Engager la France dans la transition énergétique

Nombreux sont nos voisins européens à s’engager vers une sortie du nucléaire. Comment la France, pays le plus « nucléarisé » au monde, peut-elle réagir à l’après Fukushima ? Pierre Moscovici présente un scénario nous permettant d’envisager une transition énergétique.

La préparation de la France à la transition énergétique est désormais une nécessité absolue. Reste à en définir les modalités.
Afin de préserver son indépendance énergétique, la France n’a cessé de développer son parc nucléaire, à l’origine de 75 % de sa production d’électricité. Cet engagement s’explique par les nombreux avantages que peut représenter l’atome : une production d’énergie avec une émission limitée de gaz à effet de serre, une dépendance réduite vis-à-vis des producteurs d’hydrocarbures, l’élaboration d’une filière industrielle d’excellence, créatrice d’emplois. Cependant, les problèmes que pose le nucléaire sont à la hauteur de ses avantages et les événements du 11 mars dernier en sont une parfaite illustration.

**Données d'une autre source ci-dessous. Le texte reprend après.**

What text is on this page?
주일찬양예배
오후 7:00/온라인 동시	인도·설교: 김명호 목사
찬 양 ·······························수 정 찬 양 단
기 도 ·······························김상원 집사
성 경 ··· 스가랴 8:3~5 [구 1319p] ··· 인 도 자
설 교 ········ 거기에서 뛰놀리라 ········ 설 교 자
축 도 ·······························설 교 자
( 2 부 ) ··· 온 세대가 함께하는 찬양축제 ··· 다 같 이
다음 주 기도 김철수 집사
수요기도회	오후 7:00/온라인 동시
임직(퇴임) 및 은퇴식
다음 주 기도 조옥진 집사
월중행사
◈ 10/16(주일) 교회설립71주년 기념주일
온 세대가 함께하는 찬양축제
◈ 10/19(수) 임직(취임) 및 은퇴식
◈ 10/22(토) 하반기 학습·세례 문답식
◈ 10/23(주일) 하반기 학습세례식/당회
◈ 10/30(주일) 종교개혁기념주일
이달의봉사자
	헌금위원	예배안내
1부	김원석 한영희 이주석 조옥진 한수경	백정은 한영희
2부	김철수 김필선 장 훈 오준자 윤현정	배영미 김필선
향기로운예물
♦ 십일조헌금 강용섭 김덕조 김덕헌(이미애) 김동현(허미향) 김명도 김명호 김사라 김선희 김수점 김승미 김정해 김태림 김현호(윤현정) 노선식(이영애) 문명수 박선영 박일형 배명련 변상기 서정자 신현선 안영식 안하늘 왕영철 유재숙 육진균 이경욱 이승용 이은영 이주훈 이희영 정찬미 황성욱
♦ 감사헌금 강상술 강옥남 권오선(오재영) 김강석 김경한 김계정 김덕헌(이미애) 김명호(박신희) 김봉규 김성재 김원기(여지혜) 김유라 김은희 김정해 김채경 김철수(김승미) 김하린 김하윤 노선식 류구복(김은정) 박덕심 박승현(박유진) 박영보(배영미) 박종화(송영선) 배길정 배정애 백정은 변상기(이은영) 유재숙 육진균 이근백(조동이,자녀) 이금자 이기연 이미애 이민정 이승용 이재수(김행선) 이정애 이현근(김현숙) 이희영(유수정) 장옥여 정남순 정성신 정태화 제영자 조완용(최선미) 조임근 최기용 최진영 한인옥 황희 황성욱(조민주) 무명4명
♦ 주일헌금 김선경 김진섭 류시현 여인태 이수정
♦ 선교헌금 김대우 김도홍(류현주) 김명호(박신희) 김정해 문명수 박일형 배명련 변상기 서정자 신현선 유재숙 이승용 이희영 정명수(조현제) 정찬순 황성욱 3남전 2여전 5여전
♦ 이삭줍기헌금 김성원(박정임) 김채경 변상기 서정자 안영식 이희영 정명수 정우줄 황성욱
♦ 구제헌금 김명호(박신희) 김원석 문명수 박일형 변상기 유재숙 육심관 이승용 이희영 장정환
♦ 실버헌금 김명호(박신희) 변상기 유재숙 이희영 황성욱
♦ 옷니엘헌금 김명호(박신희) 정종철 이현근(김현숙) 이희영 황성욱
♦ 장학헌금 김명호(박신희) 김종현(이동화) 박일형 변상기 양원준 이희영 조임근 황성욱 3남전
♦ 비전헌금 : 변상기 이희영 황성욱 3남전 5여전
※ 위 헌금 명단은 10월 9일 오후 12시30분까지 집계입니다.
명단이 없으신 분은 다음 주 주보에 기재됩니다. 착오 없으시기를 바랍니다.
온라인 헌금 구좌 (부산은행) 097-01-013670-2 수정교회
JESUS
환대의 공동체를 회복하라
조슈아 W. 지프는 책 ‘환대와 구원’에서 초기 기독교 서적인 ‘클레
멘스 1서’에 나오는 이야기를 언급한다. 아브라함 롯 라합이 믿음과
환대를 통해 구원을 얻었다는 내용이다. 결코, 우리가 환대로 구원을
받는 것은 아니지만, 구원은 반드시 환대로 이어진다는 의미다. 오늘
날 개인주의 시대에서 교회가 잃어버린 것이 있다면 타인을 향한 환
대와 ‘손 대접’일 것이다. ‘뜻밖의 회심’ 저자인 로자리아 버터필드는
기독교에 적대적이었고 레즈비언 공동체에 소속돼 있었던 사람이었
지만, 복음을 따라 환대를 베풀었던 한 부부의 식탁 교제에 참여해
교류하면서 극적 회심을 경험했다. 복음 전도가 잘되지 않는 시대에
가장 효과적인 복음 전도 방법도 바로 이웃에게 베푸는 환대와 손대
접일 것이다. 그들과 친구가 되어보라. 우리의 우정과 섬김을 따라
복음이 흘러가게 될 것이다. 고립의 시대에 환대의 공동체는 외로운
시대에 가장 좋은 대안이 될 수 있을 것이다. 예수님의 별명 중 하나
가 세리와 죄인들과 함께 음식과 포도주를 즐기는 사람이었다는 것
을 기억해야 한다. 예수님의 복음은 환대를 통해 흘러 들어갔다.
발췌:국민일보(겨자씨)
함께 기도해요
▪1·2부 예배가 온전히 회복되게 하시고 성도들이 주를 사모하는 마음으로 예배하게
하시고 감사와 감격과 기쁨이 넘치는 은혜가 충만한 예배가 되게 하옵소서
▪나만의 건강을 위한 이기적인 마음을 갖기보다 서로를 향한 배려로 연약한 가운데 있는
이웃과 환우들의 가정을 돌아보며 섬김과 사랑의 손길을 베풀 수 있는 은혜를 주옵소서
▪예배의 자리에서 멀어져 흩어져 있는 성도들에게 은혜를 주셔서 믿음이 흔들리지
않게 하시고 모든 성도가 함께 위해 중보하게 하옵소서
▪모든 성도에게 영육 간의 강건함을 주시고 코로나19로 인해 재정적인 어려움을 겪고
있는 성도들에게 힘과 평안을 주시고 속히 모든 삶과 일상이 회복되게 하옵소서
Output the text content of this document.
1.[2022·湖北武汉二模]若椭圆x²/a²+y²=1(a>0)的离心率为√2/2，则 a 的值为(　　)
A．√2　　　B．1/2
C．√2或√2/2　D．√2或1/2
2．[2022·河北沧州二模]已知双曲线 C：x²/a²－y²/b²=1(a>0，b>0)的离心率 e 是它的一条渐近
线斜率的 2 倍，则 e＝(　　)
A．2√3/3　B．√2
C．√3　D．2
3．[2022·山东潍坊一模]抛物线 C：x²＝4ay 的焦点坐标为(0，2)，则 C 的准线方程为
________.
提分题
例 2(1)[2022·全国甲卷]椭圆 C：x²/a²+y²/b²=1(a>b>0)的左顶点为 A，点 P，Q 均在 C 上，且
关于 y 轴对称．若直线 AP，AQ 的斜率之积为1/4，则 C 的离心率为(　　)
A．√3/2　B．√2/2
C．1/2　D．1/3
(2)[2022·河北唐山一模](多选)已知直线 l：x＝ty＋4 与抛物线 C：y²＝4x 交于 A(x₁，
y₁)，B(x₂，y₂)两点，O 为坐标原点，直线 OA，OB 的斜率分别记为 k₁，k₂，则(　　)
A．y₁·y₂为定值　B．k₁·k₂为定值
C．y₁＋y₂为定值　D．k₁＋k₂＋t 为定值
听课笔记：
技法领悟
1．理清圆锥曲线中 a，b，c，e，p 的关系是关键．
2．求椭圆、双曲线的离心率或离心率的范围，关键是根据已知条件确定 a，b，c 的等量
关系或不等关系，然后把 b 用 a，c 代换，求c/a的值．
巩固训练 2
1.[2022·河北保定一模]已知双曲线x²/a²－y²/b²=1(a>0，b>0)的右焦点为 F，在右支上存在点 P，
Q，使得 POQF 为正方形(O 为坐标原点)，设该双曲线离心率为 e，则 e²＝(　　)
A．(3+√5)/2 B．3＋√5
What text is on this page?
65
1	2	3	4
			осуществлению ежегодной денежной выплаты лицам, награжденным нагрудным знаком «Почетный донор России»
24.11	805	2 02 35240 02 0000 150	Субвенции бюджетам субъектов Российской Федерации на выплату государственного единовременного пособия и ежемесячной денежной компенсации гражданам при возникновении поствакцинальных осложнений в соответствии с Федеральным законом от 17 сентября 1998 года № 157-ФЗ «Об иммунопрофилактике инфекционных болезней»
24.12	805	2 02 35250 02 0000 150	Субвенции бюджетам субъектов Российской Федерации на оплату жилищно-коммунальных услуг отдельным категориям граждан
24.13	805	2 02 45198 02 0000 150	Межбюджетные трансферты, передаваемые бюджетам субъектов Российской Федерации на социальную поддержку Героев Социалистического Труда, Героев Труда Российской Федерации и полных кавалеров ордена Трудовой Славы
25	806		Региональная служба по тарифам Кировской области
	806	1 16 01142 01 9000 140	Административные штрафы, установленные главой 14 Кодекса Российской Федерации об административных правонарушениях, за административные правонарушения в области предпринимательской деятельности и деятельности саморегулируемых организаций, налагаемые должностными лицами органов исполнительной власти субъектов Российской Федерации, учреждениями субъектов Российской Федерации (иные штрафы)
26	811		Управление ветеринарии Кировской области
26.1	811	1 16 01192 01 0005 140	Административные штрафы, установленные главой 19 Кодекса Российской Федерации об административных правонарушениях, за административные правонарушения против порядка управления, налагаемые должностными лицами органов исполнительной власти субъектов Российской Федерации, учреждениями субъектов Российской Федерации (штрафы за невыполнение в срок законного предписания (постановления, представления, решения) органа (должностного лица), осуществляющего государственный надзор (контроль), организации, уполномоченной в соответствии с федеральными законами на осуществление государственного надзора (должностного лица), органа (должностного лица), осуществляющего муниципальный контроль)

La catastrophe de Fukushima, qui s’est produite dans un pays où il y a tout lieu de croire que les mesures de sécurité sont d’autant plus draconiennes que les risques sismiques sont élevés, nous permet de réévaluer les risques pesant sur notre propre politique de sécurité. Les opinions ne sont pas restées neutres et, aujourd’hui, les Français, qui, pour la moitié, estimaient avant 2010 que l’importance du nucléaire dans notre mix énergétique constituait un avantage, sont 77 % à se déclarer favorables à une sortie de l’atome. Pourtant, au sein de cette forte majorité, bien peu sont prêts, y compris parmi les sympathisants d’Europe Ecologie-les Verts, à en assumer les surcoûts !
Afin de dépasser le débat entre pro- et anti-nucléaires et de proposer un scénario différent de ceux rendus publics à ce jour, qui reposent sur un horizon de long terme (2030-2050), une priorité absolue donnée à la maîtrise de la demande d’énergie et le maintien d’une part d’électricité produite à partir du charbon et/ou du gaz pour pallier l’intermittence de certaines énergies renouvelables et équilibrer le système électrique, il est possible de tracer un chemin ambitieux préparant l’après nucléaire.
Ce chemin se fonde sur cinq grands principes : la volonté de conserver l’excellence industrielle française en matière énergétique et de développer les emplois qui en découlent ; le respect des contraintes budgétaires de l’Etat et du pouvoir d’achat des ménages ; l’inscription dans une perspective de long terme afin de se concentrer sur la maîtrise de la demande énergétique ; la certitude que la stabilité du cadre de régulation est indispensable à la réalisation d’un objectif ambitieux ; le refus de sacrifier unilatéralement les exigences de Kyoto : la transition énergétique ne se fera pas au profit d’énergies moins coûteuses à court terme que les énergies renouvelables mais dont les performances en termes de rejet de CO2 sont incomparables.
L’application de ces principes nécessite d’inscrire la transition énergétique dans un cadre de régulation renforcé et de doubler l’investissement dans la maîtrise de la demande et les énergies renouvelables ; or cette exigence constitue également une opportunité : celle de faire de la France l’un des leaders mondiaux en matière d’énergie verte. Avant cette transition progressive, les centrales en fin de vie ou présentant des risques majeurs, comme celle de Fessenheim, doivent être démantelées. Mais notre ambition énergétique sera vaine si elle n’est que nationale, elle doit faire l’objet d’une priorité européenne réaffirmée et concrétisée.
Plutôt que de débattre indéfiniment de la sortie du nucléaire à l’horizon 2040, 2050 ou 2060, il est proposé ici de s’engager fermement et précisément pour les quinze prochaines années. C’est-à-dire celles qui relèvent de la responsabilité du prochain président de la République. Dès le début du prochain quinquennat, un grand débat national sur la transition énergétique devra être proposé afin que la préparation des conditions économiques et sociales de l’après nucléaire puisse faire l’objet d’un large consensus national.